Les jeunes entrepreneurs burkinabè s’engagent pour une économie locale dynamique et structurée
À Ouagadougou, les acteurs du commerce burkinabè ont marqué un tournant décisif avec l’organisation d’une rencontre nationale dédiée au renforcement de leur secteur. Sous le thème « Passer des idées à l’action : construire une économie patriotique solide », cette initiative a réuni des jeunes commerçants venus échanger sur les défis majeurs du commerce et les solutions concrètes pour dynamiser l’économie nationale.
L’événement, organisé par l’Association des jeunes commerçants du Burkina Faso, s’est tenu un samedi de juin 2026 et a mis en lumière l’importance de la formalisation des entreprises, du renforcement des capacités des entrepreneurs et de l’adoption d’un modèle économique plus structuré.
Un cadre d’échange pour identifier les obstacles et proposer des solutions
Au centre des débats figuraient les obstacles rencontrés par les jeunes commerçants, notamment l’accès aux espaces de vente, les lourdeurs administratives et les difficultés liées à la formalisation de leurs activités. Ismaël Sawadogo, président de l’association, a insisté sur la nécessité de créer un espace permanent de concertation pour mieux cerner ces enjeux et y apporter des réponses adaptées.

« Notre objectif est clair : unir nos forces pour transformer les défis actuels en opportunités de croissance », a-t-il expliqué. « En nous organisant mieux, nous pourrons non seulement surmonter les obstacles, mais aussi contribuer activement au développement du pays. »
La formalisation des entreprises : un levier essentiel pour l’avenir économique
Parmi les ateliers proposés, une session dédiée à la formalisation des entreprises a particulièrement retenu l’attention. Pour les organisateurs, cette démarche est devenue incontournable dans un contexte économique en pleine mutation. En intégrant le secteur formel, les jeunes commerçants pourront accéder à des opportunités majeures, telles que les marchés publics, les financements bancaires ou encore les programmes d’accompagnement dédiés.

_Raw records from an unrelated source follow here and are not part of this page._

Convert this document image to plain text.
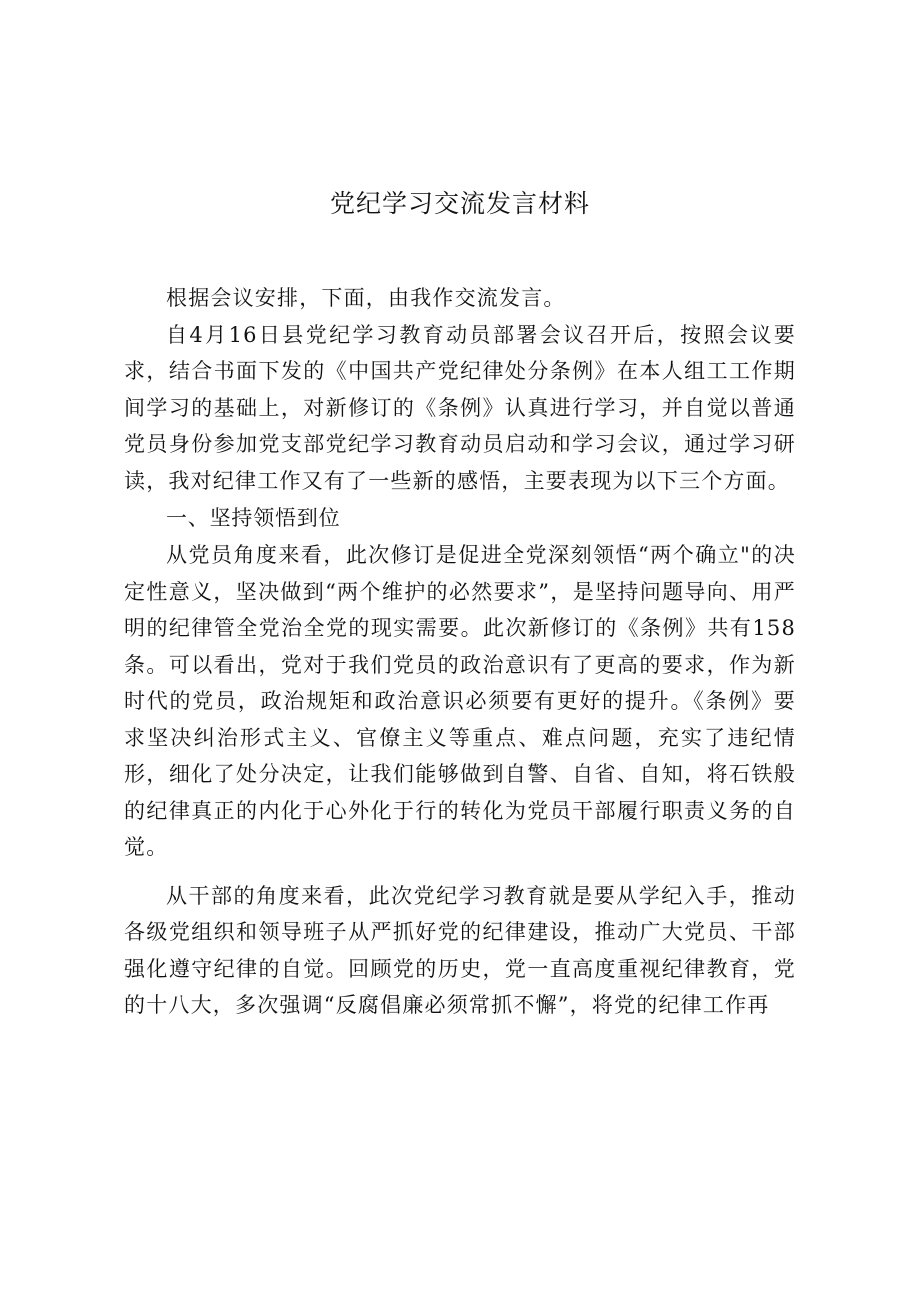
党纪学习交流发言材料

根据会议安排，下面，由我作交流发言。

自4月16日县党纪学习教育动员部署会议召开后，按照会议要求，结合书面下发的《中国共产党纪律处分条例》在本人组工工作期间学习的基础上，对新修订的《条例》认真进行学习，并自觉以普通党员身份参加党支部党纪学习教育动员启动和学习会议，通过学习研读，我对纪律工作又有了一些新的感悟，主要表现为以下三个方面。

一、坚持领悟到位

从党员角度来看，此次修订是促进全党深刻领悟“两个确立"的决定性意义，坚决做到“两个维护的必然要求”，是坚持问题导向、用严明的纪律管全党治全党的现实需要。此次新修订的《条例》共有158条。可以看出，党对于我们党员的政治意识有了更高的要求，作为新时代的党员，政治规矩和政治意识必须要有更好的提升。《条例》要求坚决纠治形式主义、官僚主义等重点、难点问题，充实了违纪情形，细化了处分决定，让我们能够做到自警、自省、自知，将石铁般的纪律真正的内化于心外化于行的转化为党员干部履行职责义务的自觉。

从干部的角度来看，此次党纪学习教育就是要从学纪入手，推动各级党组织和领导班子从严抓好党的纪律建设，推动广大党员、干部强化遵守纪律的自觉。回顾党的历史，党一直高度重视纪律教育，党的十八大，多次强调“反腐倡廉必须常抓不懈”，将党的纪律工作再
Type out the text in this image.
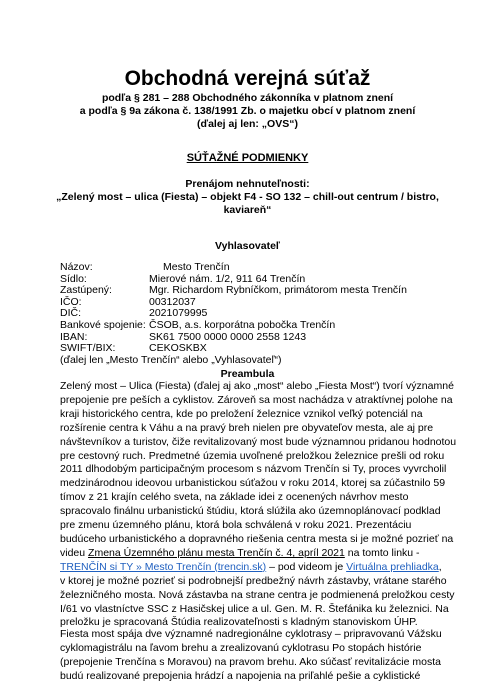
Obchodná verejná súťaž
podľa § 281 – 288 Obchodného zákonníka v platnom znení
a podľa § 9a zákona č. 138/1991 Zb. o majetku obcí v platnom znení
(ďalej aj len: „OVS“)
SÚŤAŽNÉ PODMIENKY
Prenájom nehnuteľnosti:
„Zelený most – ulica (Fiesta) – objekt F4 - SO 132 – chill-out centrum / bistro,
kaviareň“
Vyhlasovateľ
Názov:	Mesto Trenčín
Sídlo:	Mierové nám. 1/2, 911 64 Trenčín
Zastúpený:	Mgr. Richardom Rybníčkom, primátorom mesta Trenčín
IČO:	00312037
DIČ:	2021079995
Bankové spojenie: ČSOB, a.s. korporátna pobočka Trenčín
IBAN:	SK61 7500 0000 0000 2558 1243
SWIFT/BIX:	CEKOSKBX
(ďalej len „Mesto Trenčín“ alebo „Vyhlasovateľ“)
Preambula
Zelený most – Ulica (Fiesta) (ďalej aj ako „most“ alebo „Fiesta Most“) tvorí významné
prepojenie pre peších a cyklistov. Zároveň sa most nachádza v atraktívnej polohe na
kraji historického centra, kde po preložení železnice vznikol veľký potenciál na
rozšírenie centra k Váhu a na pravý breh nielen pre obyvateľov mesta, ale aj pre
návštevníkov a turistov, čiže revitalizovaný most bude významnou pridanou hodnotou
pre cestovný ruch. Predmetné územia uvoľnené preložkou železnice prešli od roku
2011 dlhodobým participačným procesom s názvom Trenčín si Ty, proces vyvrcholil
medzinárodnou ideovou urbanistickou súťažou v roku 2014, ktorej sa zúčastnilo 59
tímov z 21 krajín celého sveta, na základe idei z ocenených návrhov mesto
spracovalo finálnu urbanistickú štúdiu, ktorá slúžila ako územnoplánovací podklad
pre zmenu územného plánu, ktorá bola schválená v roku 2021. Prezentáciu
budúceho urbanistického a dopravného riešenia centra mesta si je možné pozrieť na
videu Zmena Územného plánu mesta Trenčín č. 4, apríl 2021 na tomto linku -
TRENČÍN si TY » Mesto Trenčín (trencin.sk) – pod videom je Virtuálna prehliadka,
v ktorej je možné pozrieť si podrobnejší predbežný návrh zástavby, vrátane starého
železničného mosta. Nová zástavba na strane centra je podmienená preložkou cesty
I/61 vo vlastníctve SSC z Hasičskej ulice a ul. Gen. M. R. Štefánika ku železnici. Na
preložku je spracovaná Štúdia realizovateľnosti s kladným stanoviskom ÚHP.
Fiesta most spája dve významné nadregionálne cyklotrasy – pripravovanú Vážsku
cyklomagistrálu na ľavom brehu a zrealizovanú cyklotrasu Po stopách histórie
(prepojenie Trenčína s Moravou) na pravom brehu. Ako súčasť revitalizácie mosta
budú realizované prepojenia hrádzí a napojenia na priľahlé pešie a cyklistické
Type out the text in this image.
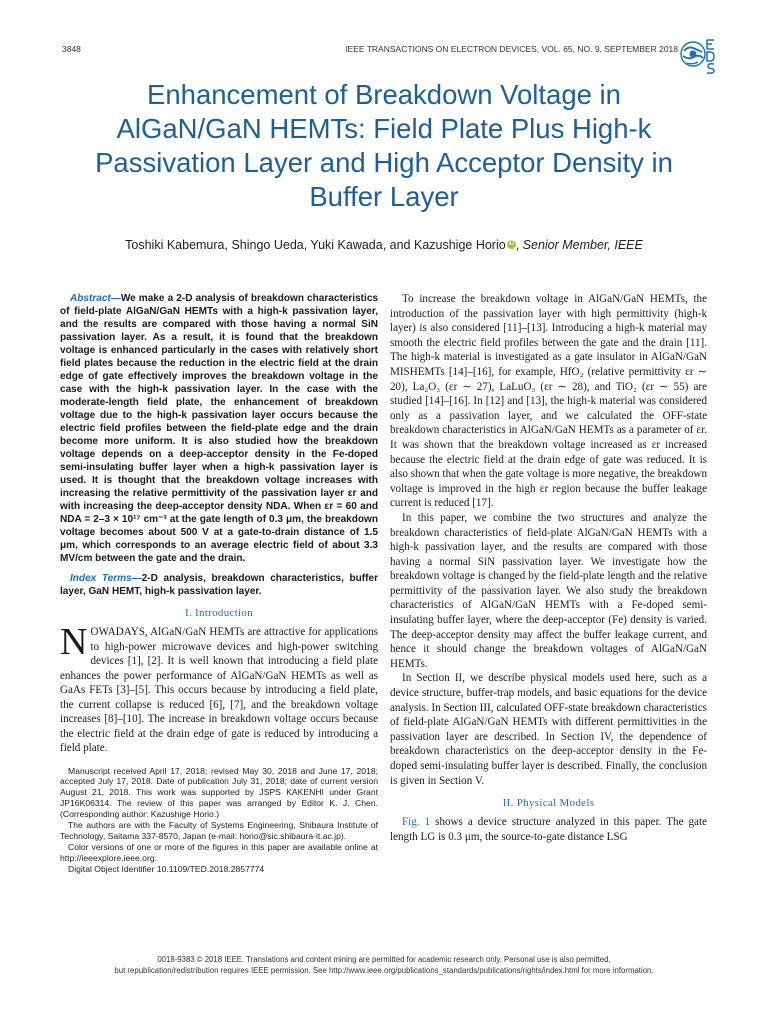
3848	IEEE TRANSACTIONS ON ELECTRON DEVICES, VOL. 65, NO. 9, SEPTEMBER 2018
Enhancement of Breakdown Voltage in AlGaN/GaN HEMTs: Field Plate Plus High-k Passivation Layer and High Acceptor Density in Buffer Layer
Toshiki Kabemura, Shingo Ueda, Yuki Kawada, and Kazushige Horio iD , Senior Member, IEEE

Abstract—We make a 2-D analysis of breakdown characteristics of field-plate AlGaN/GaN HEMTs with a high-k passivation layer, and the results are compared with those having a normal SiN passivation layer. As a result, it is found that the breakdown voltage is enhanced particularly in the cases with relatively short field plates because the reduction in the electric field at the drain edge of gate effectively improves the breakdown voltage in the case with the high-k passivation layer. In the case with the moderate-length field plate, the enhancement of breakdown voltage due to the high-k passivation layer occurs because the electric field profiles between the field-plate edge and the drain become more uniform. It is also studied how the breakdown voltage depends on a deep-acceptor density in the Fe-doped semi-insulating buffer layer when a high-k passivation layer is used. It is thought that the breakdown voltage increases with increasing the relative permittivity of the passivation layer εr and with increasing the deep-acceptor density NDA. When εr = 60 and NDA = 2–3 × 10¹⁷ cm⁻³ at the gate length of 0.3 μm, the breakdown voltage becomes about 500 V at a gate-to-drain distance of 1.5 μm, which corresponds to an average electric field of about 3.3 MV/cm between the gate and the drain.

Index Terms—2-D analysis, breakdown characteristics, buffer layer, GaN HEMT, high-k passivation layer.

I. Introduction

NOWADAYS, AlGaN/GaN HEMTs are attractive for applications to high-power microwave devices and high-power switching devices [1], [2]. It is well known that introducing a field plate enhances the power performance of AlGaN/GaN HEMTs as well as GaAs FETs [3]–[5]. This occurs because by introducing a field plate, the current collapse is reduced [6], [7], and the breakdown voltage increases [8]–[10]. The increase in breakdown voltage occurs because the electric field at the drain edge of gate is reduced by introducing a field plate.

Manuscript received April 17, 2018; revised May 30, 2018 and June 17, 2018; accepted July 17, 2018. Date of publication July 31, 2018; date of current version August 21, 2018. This work was supported by JSPS KAKENHI under Grant JP16K06314. The review of this paper was arranged by Editor K. J. Chen. (Corresponding author: Kazushige Horio.)

The authors are with the Faculty of Systems Engineering, Shibaura Institute of Technology, Saitama 337-8570, Japan (e-mail: horio@sic.shibaura-it.ac.jp).

Color versions of one or more of the figures in this paper are available online at http://ieeexplore.ieee.org.

Digital Object Identifier 10.1109/TED.2018.2857774

To increase the breakdown voltage in AlGaN/GaN HEMTs, the introduction of the passivation layer with high permittivity (high-k layer) is also considered [11]–[13]. Introducing a high-k material may smooth the electric field profiles between the gate and the drain [11]. The high-k material is investigated as a gate insulator in AlGaN/GaN MISHEMTs [14]–[16], for example, HfO₂ (relative permittivity εr ∼ 20), La₂O₃ (εr ∼ 27), LaLuO₃ (εr ∼ 28), and TiO₂ (εr ∼ 55) are studied [14]–[16]. In [12] and [13], the high-k material was considered only as a passivation layer, and we calculated the OFF-state breakdown characteristics in AlGaN/GaN HEMTs as a parameter of εr. It was shown that the breakdown voltage increased as εr increased because the electric field at the drain edge of gate was reduced. It is also shown that when the gate voltage is more negative, the breakdown voltage is improved in the high εr region because the buffer leakage current is reduced [17].

In this paper, we combine the two structures and analyze the breakdown characteristics of field-plate AlGaN/GaN HEMTs with a high-k passivation layer, and the results are compared with those having a normal SiN passivation layer. We investigate how the breakdown voltage is changed by the field-plate length and the relative permittivity of the passivation layer. We also study the breakdown characteristics of AlGaN/GaN HEMTs with a Fe-doped semi-insulating buffer layer, where the deep-acceptor (Fe) density is varied. The deep-acceptor density may affect the buffer leakage current, and hence it should change the breakdown voltages of AlGaN/GaN HEMTs.

In Section II, we describe physical models used here, such as a device structure, buffer-trap models, and basic equations for the device analysis. In Section III, calculated OFF-state breakdown characteristics of field-plate AlGaN/GaN HEMTs with different permittivities in the passivation layer are described. In Section IV, the dependence of breakdown characteristics on the deep-acceptor density in the Fe-doped semi-insulating buffer layer is described. Finally, the conclusion is given in Section V.

II. Physical Models

Fig. 1 shows a device structure analyzed in this paper. The gate length LG is 0.3 μm, the source-to-gate distance LSG

0018-9383 © 2018 IEEE. Translations and content mining are permitted for academic research only. Personal use is also permitted,
but republication/redistribution requires IEEE permission. See http://www.ieee.org/publications_standards/publications/rights/index.html for more information.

Ismaël Sawadogo a rappelé que « quitter l’informel pour le formel permet d’obtenir les documents nécessaires à la pérennité des activités. C’est la clé pour accéder à des financements, décrocher des contrats publics et assurer la transmission de nos entreprises aux générations futures. »
Un appel à l’accompagnement des institutions pour simplifier les procédures
Les échanges ont également révélé les freins administratifs persistants, notamment dans l’obtention des documents requis pour la formalisation. Les participants ont plaidé pour un soutien accru des pouvoirs publics et des institutions consulaires afin de faciliter ces démarches et encourager l’émergence d’entreprises durables.
Roland Achille Sow, président de la délégation consulaire de la Chambre de commerce et d’industrie du Burkina Faso à Ouagadougou, a salué cette initiative et mis en avant l’importance de la formalisation. « Huit entreprises sur dix disparaissent avant même d’atteindre leur cinquième anniversaire, a-t-il souligné. La question n’est pas de savoir si nous allons périr, mais comment construire des entreprises capables de traverser les générations. »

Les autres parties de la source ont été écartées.